Open zh168654 opened 6 years ago

zh168654 commented 6 years ago

This is my deployment:

apiVersion: apps/v1beta1
kind: Deployment

metadata:
  name: nvidia-exporter
  namespace: monitoring
spec:
  replicas: 1
  strategy:
    type: Recreate
  template:
    metadata:
      labels:
        app: nvidia-exporter
    spec:
      containers:
        - name: nvidia-exporter
          securityContext:
            privileged: true
          image: bugroger/nvidia-exporter:latest
          imagePullPolicy: IfNotPresent
          ports:
            - containerPort: 9401
          volumeMounts:
            - mountPath: /usr/local/nvidia
              name: nvidia
      volumes:
        - name: nvidia
          hostPath:
            path: /home/zy/cuda

when I exec into nvidia-exporter and run

ls /usr/local/nvidia/lib64

there exists libnvidia-ml.so.1\ But the container logs always show

Failed to collect metrics: could not load NVML library

Cherishty commented 5 years ago

@zh168654 have you find any workaround or clues? I am facing a similar error which says:

Failed to collect metrics: nvml: Not Supported

My Driver Version is : 390.59, GPU is Tesla K80.

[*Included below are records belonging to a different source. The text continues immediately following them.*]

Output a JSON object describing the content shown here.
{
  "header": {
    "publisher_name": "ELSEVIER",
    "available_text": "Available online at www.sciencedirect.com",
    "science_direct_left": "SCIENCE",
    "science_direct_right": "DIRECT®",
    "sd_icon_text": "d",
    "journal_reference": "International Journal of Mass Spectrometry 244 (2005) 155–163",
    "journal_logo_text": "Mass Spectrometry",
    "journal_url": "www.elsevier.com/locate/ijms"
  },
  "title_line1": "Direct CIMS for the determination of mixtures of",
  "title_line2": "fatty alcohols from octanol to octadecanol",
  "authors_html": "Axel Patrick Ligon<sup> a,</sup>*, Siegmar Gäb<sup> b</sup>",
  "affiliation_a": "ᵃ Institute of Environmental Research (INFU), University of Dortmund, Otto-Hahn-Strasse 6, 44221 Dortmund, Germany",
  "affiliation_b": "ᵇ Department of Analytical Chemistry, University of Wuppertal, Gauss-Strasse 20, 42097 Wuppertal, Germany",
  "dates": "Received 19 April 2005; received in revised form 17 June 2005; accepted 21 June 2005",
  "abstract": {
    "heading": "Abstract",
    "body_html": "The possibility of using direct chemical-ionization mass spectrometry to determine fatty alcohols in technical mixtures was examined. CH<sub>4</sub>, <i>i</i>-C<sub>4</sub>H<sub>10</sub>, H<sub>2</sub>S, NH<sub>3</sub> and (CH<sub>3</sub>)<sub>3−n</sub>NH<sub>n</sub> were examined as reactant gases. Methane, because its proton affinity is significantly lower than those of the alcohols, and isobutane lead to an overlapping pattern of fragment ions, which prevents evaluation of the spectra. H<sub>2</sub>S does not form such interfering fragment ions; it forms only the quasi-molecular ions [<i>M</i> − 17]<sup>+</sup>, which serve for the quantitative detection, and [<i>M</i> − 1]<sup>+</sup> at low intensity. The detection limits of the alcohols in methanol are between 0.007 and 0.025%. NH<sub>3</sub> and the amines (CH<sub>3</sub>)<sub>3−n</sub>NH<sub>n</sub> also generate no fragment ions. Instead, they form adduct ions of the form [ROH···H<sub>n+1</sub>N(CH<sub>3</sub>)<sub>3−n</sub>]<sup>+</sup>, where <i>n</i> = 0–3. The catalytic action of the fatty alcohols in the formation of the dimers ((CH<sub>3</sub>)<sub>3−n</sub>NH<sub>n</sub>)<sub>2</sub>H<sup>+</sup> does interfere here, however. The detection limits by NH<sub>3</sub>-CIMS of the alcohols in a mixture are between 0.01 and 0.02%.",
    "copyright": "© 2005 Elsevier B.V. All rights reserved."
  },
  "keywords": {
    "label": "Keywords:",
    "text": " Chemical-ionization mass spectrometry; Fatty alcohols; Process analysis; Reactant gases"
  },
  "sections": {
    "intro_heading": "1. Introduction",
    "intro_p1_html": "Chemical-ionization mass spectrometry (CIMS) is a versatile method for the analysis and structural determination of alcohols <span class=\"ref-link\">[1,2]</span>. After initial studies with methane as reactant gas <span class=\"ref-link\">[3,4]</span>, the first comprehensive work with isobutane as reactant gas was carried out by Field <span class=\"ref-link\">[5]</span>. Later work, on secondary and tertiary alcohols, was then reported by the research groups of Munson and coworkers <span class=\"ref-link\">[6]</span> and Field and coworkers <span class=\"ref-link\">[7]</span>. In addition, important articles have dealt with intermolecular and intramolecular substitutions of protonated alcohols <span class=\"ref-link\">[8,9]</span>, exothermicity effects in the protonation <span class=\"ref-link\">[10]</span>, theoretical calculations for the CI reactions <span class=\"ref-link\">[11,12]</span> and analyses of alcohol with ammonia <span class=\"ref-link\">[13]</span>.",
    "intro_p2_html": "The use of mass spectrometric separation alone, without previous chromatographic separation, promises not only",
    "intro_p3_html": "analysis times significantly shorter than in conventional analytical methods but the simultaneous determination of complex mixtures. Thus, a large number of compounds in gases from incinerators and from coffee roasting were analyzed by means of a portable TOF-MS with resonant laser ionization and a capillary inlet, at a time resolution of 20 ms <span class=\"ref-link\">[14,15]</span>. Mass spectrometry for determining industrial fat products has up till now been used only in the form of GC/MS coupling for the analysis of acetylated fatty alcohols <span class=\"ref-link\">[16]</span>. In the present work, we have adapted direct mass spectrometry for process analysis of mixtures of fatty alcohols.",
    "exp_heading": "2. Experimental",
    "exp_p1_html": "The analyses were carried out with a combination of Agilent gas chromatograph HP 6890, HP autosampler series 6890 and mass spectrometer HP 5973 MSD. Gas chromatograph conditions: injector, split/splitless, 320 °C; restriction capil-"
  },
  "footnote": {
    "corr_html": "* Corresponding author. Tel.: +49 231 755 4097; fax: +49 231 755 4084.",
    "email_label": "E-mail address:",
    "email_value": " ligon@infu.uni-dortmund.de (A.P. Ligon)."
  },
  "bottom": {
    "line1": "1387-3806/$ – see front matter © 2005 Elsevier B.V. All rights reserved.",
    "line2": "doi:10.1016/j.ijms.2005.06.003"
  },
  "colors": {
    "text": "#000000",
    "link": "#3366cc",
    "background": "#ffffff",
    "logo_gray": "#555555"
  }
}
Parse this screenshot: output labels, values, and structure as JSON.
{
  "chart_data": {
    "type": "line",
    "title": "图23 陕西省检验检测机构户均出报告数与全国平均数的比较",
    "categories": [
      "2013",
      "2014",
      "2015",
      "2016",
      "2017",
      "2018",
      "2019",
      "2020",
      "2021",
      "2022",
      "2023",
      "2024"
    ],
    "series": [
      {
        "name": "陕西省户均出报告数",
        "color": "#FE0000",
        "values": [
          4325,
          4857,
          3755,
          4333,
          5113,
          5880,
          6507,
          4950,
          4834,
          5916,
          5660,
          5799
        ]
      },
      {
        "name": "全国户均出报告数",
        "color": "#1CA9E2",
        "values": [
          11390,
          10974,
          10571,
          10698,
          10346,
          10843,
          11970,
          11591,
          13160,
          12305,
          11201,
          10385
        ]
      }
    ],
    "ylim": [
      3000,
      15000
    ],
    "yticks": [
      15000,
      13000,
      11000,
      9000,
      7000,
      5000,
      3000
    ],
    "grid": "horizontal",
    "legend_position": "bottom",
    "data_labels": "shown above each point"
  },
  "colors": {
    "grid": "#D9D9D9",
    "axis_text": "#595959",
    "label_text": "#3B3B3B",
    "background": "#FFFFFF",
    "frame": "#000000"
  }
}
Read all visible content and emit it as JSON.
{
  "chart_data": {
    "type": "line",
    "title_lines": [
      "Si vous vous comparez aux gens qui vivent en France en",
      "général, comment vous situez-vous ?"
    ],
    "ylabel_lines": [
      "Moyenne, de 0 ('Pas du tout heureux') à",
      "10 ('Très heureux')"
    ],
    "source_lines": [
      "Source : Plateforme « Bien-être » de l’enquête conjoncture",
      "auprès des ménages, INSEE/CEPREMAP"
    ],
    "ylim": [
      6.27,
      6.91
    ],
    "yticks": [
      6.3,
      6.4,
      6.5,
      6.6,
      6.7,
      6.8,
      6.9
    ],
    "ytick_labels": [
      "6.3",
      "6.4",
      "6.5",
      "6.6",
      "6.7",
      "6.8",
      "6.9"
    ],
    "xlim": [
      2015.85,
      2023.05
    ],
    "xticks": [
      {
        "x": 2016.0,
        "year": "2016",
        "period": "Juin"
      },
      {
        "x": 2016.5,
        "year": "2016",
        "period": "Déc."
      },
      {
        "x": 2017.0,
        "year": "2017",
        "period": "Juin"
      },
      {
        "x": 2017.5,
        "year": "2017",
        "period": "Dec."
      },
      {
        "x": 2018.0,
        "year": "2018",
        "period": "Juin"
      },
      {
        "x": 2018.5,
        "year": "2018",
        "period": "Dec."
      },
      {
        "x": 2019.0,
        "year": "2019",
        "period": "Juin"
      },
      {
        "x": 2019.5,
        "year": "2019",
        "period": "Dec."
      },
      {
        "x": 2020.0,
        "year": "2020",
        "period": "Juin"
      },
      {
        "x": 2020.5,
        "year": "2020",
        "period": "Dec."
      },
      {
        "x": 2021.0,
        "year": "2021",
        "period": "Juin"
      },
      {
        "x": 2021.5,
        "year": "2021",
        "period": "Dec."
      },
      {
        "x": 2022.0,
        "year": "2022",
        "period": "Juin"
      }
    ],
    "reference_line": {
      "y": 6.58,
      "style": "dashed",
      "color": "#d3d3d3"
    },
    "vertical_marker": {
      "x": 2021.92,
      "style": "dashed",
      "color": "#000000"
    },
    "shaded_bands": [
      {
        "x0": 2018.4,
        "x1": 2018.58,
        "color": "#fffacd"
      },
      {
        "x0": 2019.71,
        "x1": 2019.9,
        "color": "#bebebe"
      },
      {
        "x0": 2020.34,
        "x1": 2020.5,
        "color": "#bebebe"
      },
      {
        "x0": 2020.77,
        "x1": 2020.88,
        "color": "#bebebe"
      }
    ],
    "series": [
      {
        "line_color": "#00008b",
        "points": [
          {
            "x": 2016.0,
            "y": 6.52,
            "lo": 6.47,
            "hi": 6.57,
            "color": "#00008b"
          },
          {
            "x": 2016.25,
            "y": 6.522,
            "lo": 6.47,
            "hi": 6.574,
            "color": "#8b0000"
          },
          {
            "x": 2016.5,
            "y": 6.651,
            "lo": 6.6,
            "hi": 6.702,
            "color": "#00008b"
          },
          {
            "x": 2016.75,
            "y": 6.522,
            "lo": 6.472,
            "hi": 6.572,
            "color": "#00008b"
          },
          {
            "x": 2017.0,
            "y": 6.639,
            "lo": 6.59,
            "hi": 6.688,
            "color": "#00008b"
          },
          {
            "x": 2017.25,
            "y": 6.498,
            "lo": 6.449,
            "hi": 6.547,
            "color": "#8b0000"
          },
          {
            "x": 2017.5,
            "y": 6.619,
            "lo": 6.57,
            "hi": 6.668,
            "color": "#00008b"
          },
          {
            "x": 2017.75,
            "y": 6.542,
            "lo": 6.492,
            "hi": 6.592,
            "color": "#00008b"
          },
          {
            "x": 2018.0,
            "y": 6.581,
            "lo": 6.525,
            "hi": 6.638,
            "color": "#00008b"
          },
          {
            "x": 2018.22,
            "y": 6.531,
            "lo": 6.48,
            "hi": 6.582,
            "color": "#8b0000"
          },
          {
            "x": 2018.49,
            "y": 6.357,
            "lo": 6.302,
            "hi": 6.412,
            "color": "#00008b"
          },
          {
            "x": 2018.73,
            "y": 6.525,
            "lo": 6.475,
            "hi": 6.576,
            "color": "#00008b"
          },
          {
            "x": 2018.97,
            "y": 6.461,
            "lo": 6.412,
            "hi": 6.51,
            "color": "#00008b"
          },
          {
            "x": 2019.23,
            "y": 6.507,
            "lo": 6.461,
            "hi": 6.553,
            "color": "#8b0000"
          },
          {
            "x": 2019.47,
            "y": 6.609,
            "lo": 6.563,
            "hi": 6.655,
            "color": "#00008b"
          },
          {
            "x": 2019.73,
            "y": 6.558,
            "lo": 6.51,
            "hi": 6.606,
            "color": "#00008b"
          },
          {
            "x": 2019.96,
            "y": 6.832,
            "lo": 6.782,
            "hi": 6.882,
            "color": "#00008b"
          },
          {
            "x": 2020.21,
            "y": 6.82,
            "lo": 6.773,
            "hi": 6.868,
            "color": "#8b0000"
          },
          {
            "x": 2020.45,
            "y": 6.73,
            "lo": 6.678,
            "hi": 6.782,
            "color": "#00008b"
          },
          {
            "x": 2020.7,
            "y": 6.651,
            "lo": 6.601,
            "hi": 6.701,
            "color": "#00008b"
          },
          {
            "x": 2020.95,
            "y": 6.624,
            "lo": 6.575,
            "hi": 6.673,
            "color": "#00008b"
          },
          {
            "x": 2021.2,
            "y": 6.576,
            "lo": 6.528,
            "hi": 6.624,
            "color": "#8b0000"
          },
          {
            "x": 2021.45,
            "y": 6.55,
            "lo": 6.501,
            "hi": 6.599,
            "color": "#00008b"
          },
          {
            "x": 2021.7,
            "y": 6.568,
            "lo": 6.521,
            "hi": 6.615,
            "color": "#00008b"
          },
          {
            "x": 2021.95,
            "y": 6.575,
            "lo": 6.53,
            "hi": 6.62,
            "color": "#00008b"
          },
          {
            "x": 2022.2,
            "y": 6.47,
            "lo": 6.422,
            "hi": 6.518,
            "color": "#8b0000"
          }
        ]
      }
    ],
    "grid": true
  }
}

While this error does NOT occur on other env whose GPU is GTX 1080

SjhZju commented 5 years ago

hi,

@zh168654 have you find any workaround or clues? I am facing a similar error which says:

Failed to collect metrics: nvml: Not Supported

My Driver Version is : 390.59, GPU is Tesla K80.

While this error does NOT occur on other env whose GPU is GTX 1080

hi, I have the same problem. I think it is the reason why exporter can not get metrics. My Driver Version is 390.48, with two GTX 980. Server Os is Ubuntu 16.04

bmerry commented 2 years ago

I'm running into the same problem. I suspect it's because the Docker image is built with Alpine (and hence musl libc) while Nvidia's NVML library (libnvidia-ml.so) depends on glibc.